- Theatrical release poster
- Directed by: Graham Baker
- Written by: Don Carlos Dunaway Nicholas Kazan
- Produced by: Tim Zinnemann
- Starring: Tim Matheson; Meg Tilly; Hume Cronyn;
- Cinematography: Thomas Del Ruth
- Edited by: David Holden
- Music by: Paul Chihara
- Production company: ABC Motion Pictures
- Distributed by: 20th Century Fox
- Release date: September 28, 1984;
- Running time: 91 minutes
- Country: United States
- Language: English
- Budget: $10 million
- Box office: $2,773,433

= Impulse (1984 film) =

Impulse is a 1984 American science fiction thriller film directed by Graham Baker and starring Tim Matheson, Meg Tilly and Hume Cronyn. The film's plot is about the residents of a small rural town who start to exhibit strange and violent behavior after a small earthquake ruptures the seal on a toxic waste burial site.

==Plot==
Stuart and his girlfriend Jennifer Russell come to the town to visit her hospitalized mother Margaret. The couple begin to notice increasingly odd behavior by several of the townspeople. Although Stuart drinks the local milk, Jennifer does not. As the day progresses, the townspeople and Stuart begin to exhibit signs of violent and extreme sexual behavior. Jennifer visits her friend Margo where she observes evidence that she broke her son Jimmy's arm. When Jennifer tries to leave in her car, she finds the kids Jimmy and Shawn have slashed her tires. When she tries to leave in Margo's car, Jimmy and Shawn trap her in the garage and set it on fire.
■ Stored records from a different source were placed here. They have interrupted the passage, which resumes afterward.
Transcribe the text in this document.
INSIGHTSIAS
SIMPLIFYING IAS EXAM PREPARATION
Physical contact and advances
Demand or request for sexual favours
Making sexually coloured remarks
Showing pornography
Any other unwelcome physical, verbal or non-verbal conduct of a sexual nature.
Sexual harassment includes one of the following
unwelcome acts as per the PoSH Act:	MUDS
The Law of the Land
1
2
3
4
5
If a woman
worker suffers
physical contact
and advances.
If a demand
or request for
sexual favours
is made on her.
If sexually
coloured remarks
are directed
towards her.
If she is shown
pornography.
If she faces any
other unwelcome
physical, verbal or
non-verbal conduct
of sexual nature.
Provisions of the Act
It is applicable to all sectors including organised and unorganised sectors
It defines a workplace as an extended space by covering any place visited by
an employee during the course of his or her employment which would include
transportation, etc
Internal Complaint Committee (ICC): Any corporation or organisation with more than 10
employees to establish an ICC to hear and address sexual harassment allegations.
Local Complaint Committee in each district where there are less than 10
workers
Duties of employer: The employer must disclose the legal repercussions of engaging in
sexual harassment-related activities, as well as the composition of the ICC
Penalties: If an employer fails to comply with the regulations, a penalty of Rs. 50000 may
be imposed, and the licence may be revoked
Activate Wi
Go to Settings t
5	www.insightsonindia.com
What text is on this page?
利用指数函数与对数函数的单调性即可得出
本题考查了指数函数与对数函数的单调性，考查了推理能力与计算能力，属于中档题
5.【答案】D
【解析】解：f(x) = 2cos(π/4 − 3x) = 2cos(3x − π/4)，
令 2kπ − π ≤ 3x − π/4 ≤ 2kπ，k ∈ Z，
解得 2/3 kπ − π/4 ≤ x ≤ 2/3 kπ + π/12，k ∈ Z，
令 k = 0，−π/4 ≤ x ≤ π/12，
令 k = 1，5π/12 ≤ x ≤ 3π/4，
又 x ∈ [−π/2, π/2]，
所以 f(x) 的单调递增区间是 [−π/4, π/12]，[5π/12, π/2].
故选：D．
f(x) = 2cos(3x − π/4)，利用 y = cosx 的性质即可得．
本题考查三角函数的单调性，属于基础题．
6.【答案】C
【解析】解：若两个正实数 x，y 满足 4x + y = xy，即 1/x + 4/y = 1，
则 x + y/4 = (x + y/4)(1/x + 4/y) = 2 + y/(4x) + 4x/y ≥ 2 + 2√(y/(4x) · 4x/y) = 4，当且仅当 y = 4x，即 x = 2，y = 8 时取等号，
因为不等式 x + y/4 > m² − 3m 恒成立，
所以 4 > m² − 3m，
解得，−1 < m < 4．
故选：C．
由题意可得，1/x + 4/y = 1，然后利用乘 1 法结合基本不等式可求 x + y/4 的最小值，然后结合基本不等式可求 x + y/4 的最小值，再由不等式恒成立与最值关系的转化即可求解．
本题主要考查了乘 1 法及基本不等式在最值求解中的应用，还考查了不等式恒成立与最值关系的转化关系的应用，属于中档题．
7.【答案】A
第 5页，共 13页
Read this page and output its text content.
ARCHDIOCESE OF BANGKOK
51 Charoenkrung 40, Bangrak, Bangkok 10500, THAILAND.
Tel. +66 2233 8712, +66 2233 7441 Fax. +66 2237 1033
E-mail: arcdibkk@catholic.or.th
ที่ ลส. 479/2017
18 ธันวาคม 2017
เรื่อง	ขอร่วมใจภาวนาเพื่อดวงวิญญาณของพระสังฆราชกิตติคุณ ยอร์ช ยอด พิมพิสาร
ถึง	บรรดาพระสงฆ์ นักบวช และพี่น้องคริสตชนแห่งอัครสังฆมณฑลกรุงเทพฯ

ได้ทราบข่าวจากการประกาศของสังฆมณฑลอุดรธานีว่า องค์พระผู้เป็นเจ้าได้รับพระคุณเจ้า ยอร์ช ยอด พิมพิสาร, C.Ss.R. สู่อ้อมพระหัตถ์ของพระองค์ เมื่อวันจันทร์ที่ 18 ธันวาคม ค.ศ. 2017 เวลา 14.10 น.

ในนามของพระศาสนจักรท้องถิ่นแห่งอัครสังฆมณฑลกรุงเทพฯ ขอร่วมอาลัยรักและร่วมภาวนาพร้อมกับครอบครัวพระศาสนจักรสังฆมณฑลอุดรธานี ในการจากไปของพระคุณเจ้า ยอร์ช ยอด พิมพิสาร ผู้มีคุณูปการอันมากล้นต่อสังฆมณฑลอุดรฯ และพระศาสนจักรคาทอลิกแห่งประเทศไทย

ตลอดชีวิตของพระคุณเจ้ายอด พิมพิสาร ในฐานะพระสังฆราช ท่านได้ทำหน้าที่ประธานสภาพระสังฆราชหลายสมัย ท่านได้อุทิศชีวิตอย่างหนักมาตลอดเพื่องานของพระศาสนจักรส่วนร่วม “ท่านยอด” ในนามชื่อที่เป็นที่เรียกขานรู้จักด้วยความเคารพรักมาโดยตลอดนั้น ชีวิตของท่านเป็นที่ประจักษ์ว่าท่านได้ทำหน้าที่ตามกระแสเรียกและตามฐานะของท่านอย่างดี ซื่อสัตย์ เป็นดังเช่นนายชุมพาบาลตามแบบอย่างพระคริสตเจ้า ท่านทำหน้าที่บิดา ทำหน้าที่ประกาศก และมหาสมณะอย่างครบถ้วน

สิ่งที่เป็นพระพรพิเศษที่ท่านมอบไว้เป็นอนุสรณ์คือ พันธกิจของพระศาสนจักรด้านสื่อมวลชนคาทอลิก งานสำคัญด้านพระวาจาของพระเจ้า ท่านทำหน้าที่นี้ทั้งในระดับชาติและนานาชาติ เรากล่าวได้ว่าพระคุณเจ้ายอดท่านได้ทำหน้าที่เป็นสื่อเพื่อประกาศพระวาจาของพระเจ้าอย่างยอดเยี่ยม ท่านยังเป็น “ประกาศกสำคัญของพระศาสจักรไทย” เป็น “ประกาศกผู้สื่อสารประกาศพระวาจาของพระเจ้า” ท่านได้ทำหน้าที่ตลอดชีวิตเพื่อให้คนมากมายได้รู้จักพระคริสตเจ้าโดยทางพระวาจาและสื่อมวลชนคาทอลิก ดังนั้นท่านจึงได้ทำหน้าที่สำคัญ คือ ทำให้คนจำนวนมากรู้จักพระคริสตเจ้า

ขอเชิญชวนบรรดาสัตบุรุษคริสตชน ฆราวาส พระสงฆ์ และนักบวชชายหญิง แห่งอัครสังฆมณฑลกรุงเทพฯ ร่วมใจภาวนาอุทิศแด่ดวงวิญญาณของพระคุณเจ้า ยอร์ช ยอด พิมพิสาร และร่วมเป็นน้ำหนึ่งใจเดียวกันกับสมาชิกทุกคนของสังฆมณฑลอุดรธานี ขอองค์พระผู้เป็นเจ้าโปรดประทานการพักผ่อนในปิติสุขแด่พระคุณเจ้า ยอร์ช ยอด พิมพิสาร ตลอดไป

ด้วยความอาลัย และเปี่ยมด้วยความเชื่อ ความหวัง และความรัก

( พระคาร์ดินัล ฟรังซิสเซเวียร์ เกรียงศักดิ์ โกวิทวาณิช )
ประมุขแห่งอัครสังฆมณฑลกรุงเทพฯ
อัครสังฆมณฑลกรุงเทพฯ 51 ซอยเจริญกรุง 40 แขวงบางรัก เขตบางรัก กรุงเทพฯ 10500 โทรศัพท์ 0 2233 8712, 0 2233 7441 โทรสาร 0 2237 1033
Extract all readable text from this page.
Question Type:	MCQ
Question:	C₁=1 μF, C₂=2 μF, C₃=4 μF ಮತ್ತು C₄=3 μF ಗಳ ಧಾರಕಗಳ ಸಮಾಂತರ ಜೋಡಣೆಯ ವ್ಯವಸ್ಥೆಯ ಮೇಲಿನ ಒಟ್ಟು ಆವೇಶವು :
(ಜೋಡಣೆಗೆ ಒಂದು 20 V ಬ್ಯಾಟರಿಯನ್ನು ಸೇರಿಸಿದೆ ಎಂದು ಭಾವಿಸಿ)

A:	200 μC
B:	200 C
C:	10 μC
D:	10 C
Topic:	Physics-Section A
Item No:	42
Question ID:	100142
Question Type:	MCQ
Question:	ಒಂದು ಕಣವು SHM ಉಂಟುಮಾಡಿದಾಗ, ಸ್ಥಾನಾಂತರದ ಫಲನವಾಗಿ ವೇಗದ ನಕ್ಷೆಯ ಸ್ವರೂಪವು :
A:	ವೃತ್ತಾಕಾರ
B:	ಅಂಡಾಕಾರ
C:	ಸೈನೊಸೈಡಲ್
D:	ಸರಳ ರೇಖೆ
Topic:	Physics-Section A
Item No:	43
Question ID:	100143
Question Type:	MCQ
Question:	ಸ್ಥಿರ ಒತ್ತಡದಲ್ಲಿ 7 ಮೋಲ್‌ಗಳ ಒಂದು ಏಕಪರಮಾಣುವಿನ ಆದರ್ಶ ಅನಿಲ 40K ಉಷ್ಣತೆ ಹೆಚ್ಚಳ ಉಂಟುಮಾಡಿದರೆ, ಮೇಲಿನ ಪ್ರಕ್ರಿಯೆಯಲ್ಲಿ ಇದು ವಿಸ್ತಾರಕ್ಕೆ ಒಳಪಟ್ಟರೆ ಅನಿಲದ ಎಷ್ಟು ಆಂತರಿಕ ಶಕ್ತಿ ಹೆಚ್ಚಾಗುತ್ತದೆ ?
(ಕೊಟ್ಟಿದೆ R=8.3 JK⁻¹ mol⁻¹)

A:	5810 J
Jennifer barely escapes with her life. The local physician Dr. Carr euthanizes Margaret and then takes his own life. Stuart discovers that Jennifer's brother Eddie harbors incestuous feelings for her and kills him. As the town descends into chaos and Stuart becomes violent, Jennifer flees in a pickup truck but gets stuck outside of town.

At the same time, Stuart escapes to the woods where he discovers the recently repaired toxic waste vault which he follows to the milk facility, discovering a pipe leak dripping liquid into a vat of milk. He then begins to walk back to town, but comes across Jennifer in the stuck pickup truck. He helps free the truck, then warns her that as the only uninfected person she needs to leave, but he intends to return to town to help as best he can. Then, two men are seen loading a biplane with barrels of liquid. After the plane takes off, Stuart walks up to the other man whose government vehicle is filled with radios, on which he hears talk about spraying the town. Stuart deduces this man has some connection with the events in the town, but when he confronts the man, he shoots Stuart dead with a shotgun. Jennifer, who had turned around to return to town, witnesses the man kill her boyfriend. She then runs down the man with her pickup truck and kills him. There are views of the town littered with corpses and a news item that government agencies have no explanation for the mass death of the entire town. Jennifer walks away as the sun sets.

==Cast==
- Tim Matheson as Stuart
- Meg Tilly as Jennifer Russell
- Hume Cronyn as Dr. Carr
- John Karlen as Bob Russell
- Bill Paxton as Eddie Russell
- Amy Stryker as Margo
- Claude Earl Jones as Sheriff Jenkins
- Robert Wightman as Howard
- Lorinne Vozoff as Margaret Russell
- Peter Jason as Man in Truck
- Christian Crane as Shawn
- Chris Giannini as Jimmy
- Allan Graf as Deputy Ned
- Anne Haney as Gladys Piersall

==Reception==
Audiences polled by CinemaScore gave the film an average grade of "D" on an A+ to F scale.